Pinkson

de Caren Jeß

Traduit de l'allemand par Pauline Fois

Avec le soutien de la MAV

Écriture

  • Pays d'origine : Allemagne
  • Titre original : Bookpink
  • Date d'écriture : 2016
  • Date de traduction : 2022

La pièce

  • Genre : comédie grinçante
  • Nombre d'actes et de scènes : 7
  • Décors : non précisé
  • Nombre de personnages :
    • 36 au total
    • Animaux ou végétaux. Pour la distribution, il est souhaitable que les comédien·ne·s endossent plusieurs rôles.
  • Création :
    • Période : 2019
    • Lieu : Schauspielhaus Graz
  • Domaine : protégé

Édition

Résumé

Pinkson compte sept dramuscules et 36 personnages dont la moitié sont de drôles d’oiseaux présentant toutes les caractéristiques de l’humain. Les scènes, que l’on peut lire et mettre en scène isolément, sont cruelles et hilarantes, jouent sur tous les registres et tous les mots. Il est question d’égalité, de métamorphoses, de religion et d’ésotérisme, d’une relation mère-fils compliquée, de genre. Le tout compose un ensemble baroque, entre théâtre narratif, « Welttheater » et allégorie.

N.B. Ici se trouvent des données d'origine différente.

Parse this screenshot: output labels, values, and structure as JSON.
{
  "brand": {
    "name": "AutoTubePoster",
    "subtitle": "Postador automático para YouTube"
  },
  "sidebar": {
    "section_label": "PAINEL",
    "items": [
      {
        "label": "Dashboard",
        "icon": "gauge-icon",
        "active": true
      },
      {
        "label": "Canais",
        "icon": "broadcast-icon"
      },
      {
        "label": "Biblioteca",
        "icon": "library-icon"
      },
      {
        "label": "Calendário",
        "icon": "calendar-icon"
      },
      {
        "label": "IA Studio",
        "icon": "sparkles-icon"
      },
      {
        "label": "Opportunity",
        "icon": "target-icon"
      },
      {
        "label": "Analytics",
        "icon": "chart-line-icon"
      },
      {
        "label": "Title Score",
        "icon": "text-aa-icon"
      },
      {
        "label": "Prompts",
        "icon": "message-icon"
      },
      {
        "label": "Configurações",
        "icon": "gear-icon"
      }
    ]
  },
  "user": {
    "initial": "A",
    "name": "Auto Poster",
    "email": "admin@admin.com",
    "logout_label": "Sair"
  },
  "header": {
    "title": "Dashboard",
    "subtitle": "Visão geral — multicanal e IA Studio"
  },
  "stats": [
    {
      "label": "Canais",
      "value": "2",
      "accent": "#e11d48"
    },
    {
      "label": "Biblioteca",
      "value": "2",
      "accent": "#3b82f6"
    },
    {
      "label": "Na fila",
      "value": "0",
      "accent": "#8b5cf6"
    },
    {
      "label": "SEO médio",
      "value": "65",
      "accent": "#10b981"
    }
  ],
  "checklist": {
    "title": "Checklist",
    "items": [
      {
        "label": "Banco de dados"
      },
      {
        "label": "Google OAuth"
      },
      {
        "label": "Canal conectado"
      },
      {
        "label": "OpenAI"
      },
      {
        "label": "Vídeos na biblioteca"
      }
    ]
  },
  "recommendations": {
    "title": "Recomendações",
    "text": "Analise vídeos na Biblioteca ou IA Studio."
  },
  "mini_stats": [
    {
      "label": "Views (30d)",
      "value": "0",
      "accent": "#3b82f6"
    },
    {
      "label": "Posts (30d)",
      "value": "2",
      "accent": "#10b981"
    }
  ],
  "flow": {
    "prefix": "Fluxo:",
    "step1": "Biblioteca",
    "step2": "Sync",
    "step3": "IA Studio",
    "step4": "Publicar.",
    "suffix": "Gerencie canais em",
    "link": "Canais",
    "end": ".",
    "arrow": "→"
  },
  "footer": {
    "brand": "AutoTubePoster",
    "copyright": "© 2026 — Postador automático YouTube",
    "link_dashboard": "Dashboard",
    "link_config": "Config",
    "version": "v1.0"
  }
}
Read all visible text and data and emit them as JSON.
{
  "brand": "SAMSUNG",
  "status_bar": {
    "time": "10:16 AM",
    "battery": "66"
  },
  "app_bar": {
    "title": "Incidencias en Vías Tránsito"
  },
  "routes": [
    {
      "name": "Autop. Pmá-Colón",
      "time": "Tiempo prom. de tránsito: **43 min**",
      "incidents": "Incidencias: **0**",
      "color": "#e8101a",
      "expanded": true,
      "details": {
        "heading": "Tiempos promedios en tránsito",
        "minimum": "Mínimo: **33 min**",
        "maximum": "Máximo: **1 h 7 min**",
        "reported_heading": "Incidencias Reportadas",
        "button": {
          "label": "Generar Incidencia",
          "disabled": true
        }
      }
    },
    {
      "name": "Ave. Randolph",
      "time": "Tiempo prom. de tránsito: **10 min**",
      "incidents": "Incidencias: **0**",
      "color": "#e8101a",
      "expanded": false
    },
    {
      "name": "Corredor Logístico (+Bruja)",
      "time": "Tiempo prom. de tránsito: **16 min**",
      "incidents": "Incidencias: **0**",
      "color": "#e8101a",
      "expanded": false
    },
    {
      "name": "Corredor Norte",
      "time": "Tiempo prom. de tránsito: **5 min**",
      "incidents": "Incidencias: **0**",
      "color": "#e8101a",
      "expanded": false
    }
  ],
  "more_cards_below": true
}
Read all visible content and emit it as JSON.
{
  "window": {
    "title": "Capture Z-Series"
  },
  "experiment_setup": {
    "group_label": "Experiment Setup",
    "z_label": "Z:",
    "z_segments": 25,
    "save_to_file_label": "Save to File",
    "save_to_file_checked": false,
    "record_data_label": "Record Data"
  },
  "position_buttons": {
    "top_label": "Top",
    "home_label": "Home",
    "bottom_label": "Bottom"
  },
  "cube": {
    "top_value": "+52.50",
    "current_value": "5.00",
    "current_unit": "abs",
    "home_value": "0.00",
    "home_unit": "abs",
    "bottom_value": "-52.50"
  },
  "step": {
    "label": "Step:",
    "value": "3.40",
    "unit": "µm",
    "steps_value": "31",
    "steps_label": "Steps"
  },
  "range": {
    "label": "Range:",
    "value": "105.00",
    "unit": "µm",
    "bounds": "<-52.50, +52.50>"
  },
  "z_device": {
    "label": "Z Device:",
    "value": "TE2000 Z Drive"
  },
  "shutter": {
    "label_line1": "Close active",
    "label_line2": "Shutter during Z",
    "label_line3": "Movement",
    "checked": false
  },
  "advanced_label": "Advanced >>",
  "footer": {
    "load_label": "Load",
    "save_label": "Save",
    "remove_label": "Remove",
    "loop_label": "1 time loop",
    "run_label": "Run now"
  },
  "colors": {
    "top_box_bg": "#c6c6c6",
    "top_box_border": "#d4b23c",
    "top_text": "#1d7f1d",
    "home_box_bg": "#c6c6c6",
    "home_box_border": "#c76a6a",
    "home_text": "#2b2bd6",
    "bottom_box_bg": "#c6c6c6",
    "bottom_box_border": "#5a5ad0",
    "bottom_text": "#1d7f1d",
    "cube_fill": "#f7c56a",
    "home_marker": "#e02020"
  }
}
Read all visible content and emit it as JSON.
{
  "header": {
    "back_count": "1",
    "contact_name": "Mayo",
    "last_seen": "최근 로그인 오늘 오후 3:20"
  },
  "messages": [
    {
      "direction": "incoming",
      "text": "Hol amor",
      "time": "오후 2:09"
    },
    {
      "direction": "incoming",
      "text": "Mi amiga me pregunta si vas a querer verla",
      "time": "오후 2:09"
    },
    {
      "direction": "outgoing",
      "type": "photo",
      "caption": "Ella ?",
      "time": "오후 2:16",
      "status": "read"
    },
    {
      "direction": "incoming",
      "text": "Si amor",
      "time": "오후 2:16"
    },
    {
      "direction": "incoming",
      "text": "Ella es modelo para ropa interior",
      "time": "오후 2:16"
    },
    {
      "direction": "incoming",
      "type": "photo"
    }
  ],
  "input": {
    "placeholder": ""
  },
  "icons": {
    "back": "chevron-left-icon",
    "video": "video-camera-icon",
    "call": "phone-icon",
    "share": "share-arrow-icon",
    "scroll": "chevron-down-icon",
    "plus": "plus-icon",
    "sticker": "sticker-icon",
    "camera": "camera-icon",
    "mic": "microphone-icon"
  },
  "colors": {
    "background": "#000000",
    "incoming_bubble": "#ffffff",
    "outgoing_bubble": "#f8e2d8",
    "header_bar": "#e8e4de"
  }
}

Sale Paon, dont la mère choisit délibérément de pondre l'œuf dans un bois sombre en espérant qu’il meurt à la naissance, se trouve sacrément désavantagé par rapport au Moineau avec sa bonne éducation et son plumage parfait. Un paon qui ne peut pas faire la roue a-t-il une place dans notre société ? Le petit Corbeau de FLAMINGO’s dance ! n’est pas mieux loti avec sa mère alcoolique qui rentre systématiquement en hurlant, sans même savoir ce qui se passe. Veroniko (La mésange des marais) a, quant à elle, cessé de se raser les jambes, provoquant l’indignation dans la communauté mésanges. Sans oublier Dinde, dont le discours teinté d’ésotérisme et défiant toute logique scientifique fait particulièrement écho à l’actualité de la crise sanitaire. Un mystère opaque entoure Busard et le Cocon de la raison (Busard dans le béton de la raison), auprès duquel une foule d’oiseaux se pressent, cherchant des réponses à leurs questions existentielles. Dans Cueille le pinson, une multitude de mauvaises herbes (L.actusa serriola, G.eranium Robertianum, B.ryum argentum, T.rifolium repens) poussent entre les dalles de l’Allée Pavée et se révoltent de leur condition. Enfin, Blanche Colombe ne comprend pas très bien ce qu’elle fait dans ce camping, elle qui rêve de baroque.

Regard du traducteur

Au fil des scènes, l’intérêt de l’autrice pour les questions qui animent nos sociétés se précise. Des thématiques aussi diverses que l’identité de genre, l’égalité des chances, la maltraitance infantile ou encore l’isolation sociale et ses conséquences sur le discernement sont abordées. En donnant la parole à des animaux, des plantes, des idées personnifiées et des allégories, l’autrice réussit à installer la distance nécessaire pour aborder ces thématiques sous un jour nouveau, loin des clichés. Et comme Jeß semble faire de la norme et de la banalité ses ennemis dans l’écriture, elle les élimine radicalement par l’humour : l’inventivité lexicale, la recherche sur les sonorités et le jeu avec le registre vulgaire font de Pinkson une pièce résolument drôle. Des noms (Sale Paon) aux indications temporelles (« 4-5 cigarettes », « trois soirées » ou encore « sans importance ») en passant par les lieux (« Avril »), chaque détail est travaillé pour un rendu inventif et original. Et si la forme s’apparente à celle de la fable, brève et invitant à la réflexion, Pinkson refuse toute morale, laissant la place à des chutes amères comme dans FLAMINGOS d a n c e ! où la mère de Corbeau découvre son fils pris au piège de la boîte à musique, voire absurdes, comme à la fin de Busard : « Busard pond un œuf. »

La souplesse de cette forme baroque – pas d’ordre défini des scènes, comédien·ne·s incarnant plusieurs personnages – ouvre la porte à une multitude de possibilités pour la mise en scène. Pinkson est une pièce à la fois intelligente et divertissante qui invite à un spectacle haut en couleurs et en émotions.